Edith Belle died on October 19, 1933 in Youngstown.  There were many tributes to Edith.  I have included just a few:

“My friend, Edith Kauffman, has died and no one will miss her more than the many ordinary folks of the city for whom she was constantly working.  She was a society woman, a cultured woman with a kindly friendly feeling for those who had not had the earl advantages she had been given.”
“Miss Kauffman was versatile.  She could do anything and at an age when most women are busy with their knitting, she was playing difficult roles in amateur shows just to help the cause along, serving on the city planning commission, acting as mistress of ceremonies for a style show, setting you to do this for that person and that for some cause and make you like it.   Youngstown has lost one of its very first citizens.”

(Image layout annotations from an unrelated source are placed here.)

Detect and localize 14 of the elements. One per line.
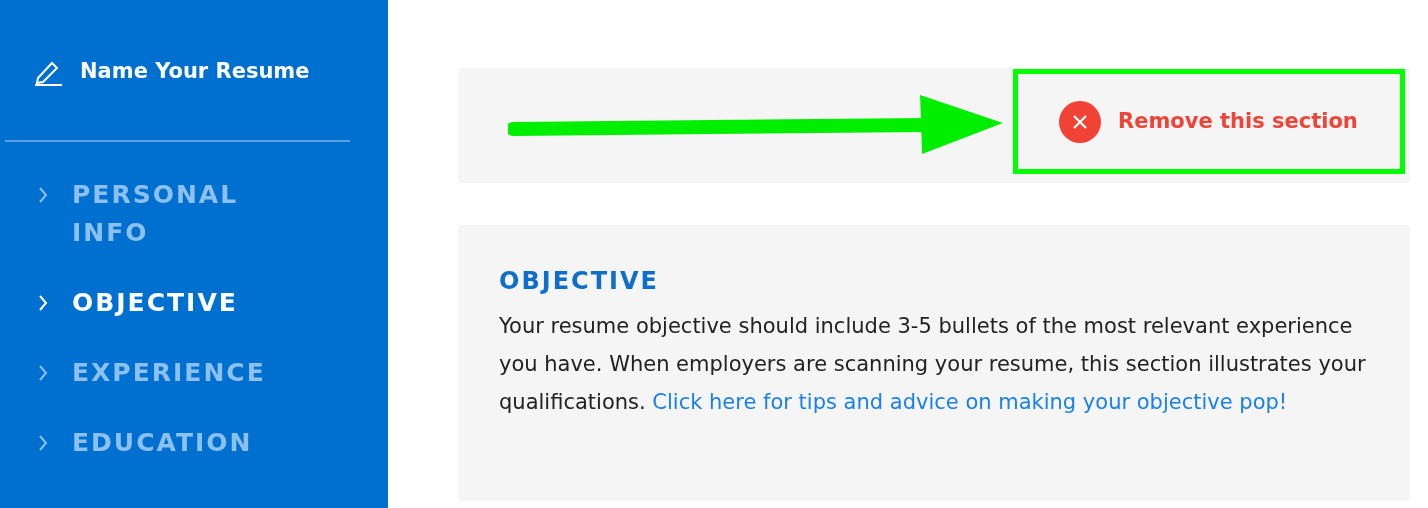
close-icon bbox=[1058, 99, 1102, 144]
tips-link[interactable]: Click here for tips and advice on making your objective pop! bbox=[652, 390, 1288, 414]
remove-section-button[interactable]: Remove this section bbox=[1058, 99, 1358, 144]
chevron-icon bbox=[38, 186, 48, 203]
nav-item[interactable]: EDUCATION bbox=[38, 423, 388, 462]
nav-item[interactable]: PERSONAL INFO bbox=[38, 175, 388, 252]
chevron-icon bbox=[38, 434, 48, 451]
nav-item[interactable]: EXPERIENCE bbox=[38, 353, 388, 392]
nav-item[interactable]: OBJECTIVE bbox=[38, 283, 388, 322]
objective-description: Your resume objective should include 3-5 bullets of the most relevant experience you have. When employers are scanning your resume, this section illustrates your qualifications. Click here for tips and advice on making your objective pop! bbox=[499, 313, 1367, 416]
resume-name-title[interactable]: Name Your Resume bbox=[80, 56, 310, 88]
chevron-icon bbox=[38, 294, 48, 311]
chevron-icon bbox=[38, 364, 48, 381]
section-heading: OBJECTIVE bbox=[499, 266, 660, 297]
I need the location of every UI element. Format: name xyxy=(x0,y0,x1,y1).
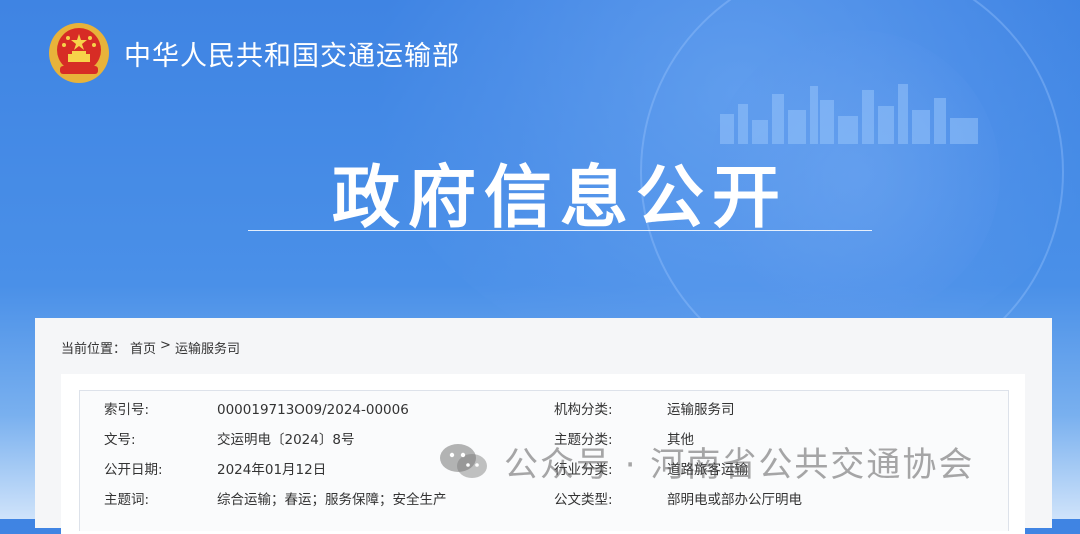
breadcrumb-current-link[interactable]: 运输服务司 xyxy=(175,338,240,357)
watermark: 公众号 · 河南省公共交通协会 xyxy=(438,436,974,486)
national-emblem-icon[interactable] xyxy=(48,22,110,84)
site-header: 中华人民共和国交通运输部 xyxy=(48,18,460,88)
info-label-doctype: 公文类型: xyxy=(554,492,613,508)
watermark-text: 公众号 · 河南省公共交通协会 xyxy=(504,444,975,485)
info-value-org: 运输服务司 xyxy=(667,402,735,418)
info-row: 索引号: 000019713O09/2024-00006 机构分类: 运输服务司 xyxy=(80,395,1008,425)
info-label-date: 公开日期: xyxy=(104,462,163,478)
info-value-index: 000019713O09/2024-00006 xyxy=(217,402,409,418)
title-divider xyxy=(248,230,872,231)
info-label-docno: 文号: xyxy=(104,432,136,448)
info-value-docno: 交运明电〔2024〕8号 xyxy=(217,432,355,448)
city-skyline-graphic xyxy=(720,84,978,144)
breadcrumb-home-link[interactable]: 首页 xyxy=(130,338,156,357)
info-label-index: 索引号: xyxy=(104,402,150,418)
info-value-doctype: 部明电或部办公厅明电 xyxy=(667,492,802,508)
breadcrumb-separator: > xyxy=(160,338,171,353)
info-value-keywords: 综合运输；春运；服务保障；安全生产 xyxy=(217,492,447,508)
wechat-icon xyxy=(440,444,487,478)
page-title: 政府信息公开 xyxy=(331,159,788,238)
breadcrumb: 当前位置： 首页 > 运输服务司 xyxy=(61,338,240,357)
info-label-keywords: 主题词: xyxy=(104,492,150,508)
content-panel: 当前位置： 首页 > 运输服务司 索引号: 000019713O09/2024-… xyxy=(35,318,1052,534)
info-label-org: 机构分类: xyxy=(554,402,613,418)
info-value-date: 2024年01月12日 xyxy=(217,462,327,478)
site-title[interactable]: 中华人民共和国交通运输部 xyxy=(124,34,460,73)
breadcrumb-label: 当前位置： xyxy=(61,342,127,357)
info-row: 主题词: 综合运输；春运；服务保障；安全生产 公文类型: 部明电或部办公厅明电 xyxy=(80,485,1008,515)
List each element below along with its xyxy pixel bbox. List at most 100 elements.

“To know her was to love her, and we loved her for her love of beauty, her love of order, her love of nature, of service and sacrifice, and her love of humanity. –especially her love of little children.  As a charter member of the Free Kindergarten Association, she gave generously – too generously, of her time and help, and of herself and we honor her for her sacrifice.   We often felt that, in the language of Edna St. Vincent Millay, ‘she was burning her candle at both ends, but we are so proud,  She did throw an lovely light.’ “
“The Park Commissioners in honoring Miss Edith Kauffman by giving a quarry garden in Mill Creek Park her name, have added another compliment to the many given his accomplished woman by representatives of the various institutions a nd agencies she has helped.”“Miss Kauffman’s intellect made her a leader in her own social group.  Her literary ability, her wit and her vivacity made her a personality which graces and company and she was eagerly sought for her companionship.”
“Edith Kauffman was a character.  We shall not see her like again.  She was socially minded and socially distinguished — she was charming.  By her rare conversational powers, her keen wit and her well informed mind, she easily made herself a center of interest of any crowd.”“There were no lamentations or timidities in Edith’s Psalms of Life.  She was no clinging vine in our social garden.  Although physically petite she was spiritually of heroic mold, highly individualized and superbly independent.”“The services today in honor of my sister will always stand out and be a wonderful memory for me.  Edith was to me a remarkable women with a brilliant mind, and was always very close and dear to me.  She and I were together for many years, and a more devoted sister no one ever had, as she was always thinking of my comfort and happiness.”
She is buried at the Chestnut Hill Cemetery in Mechanicsburg along with her parents and siblings.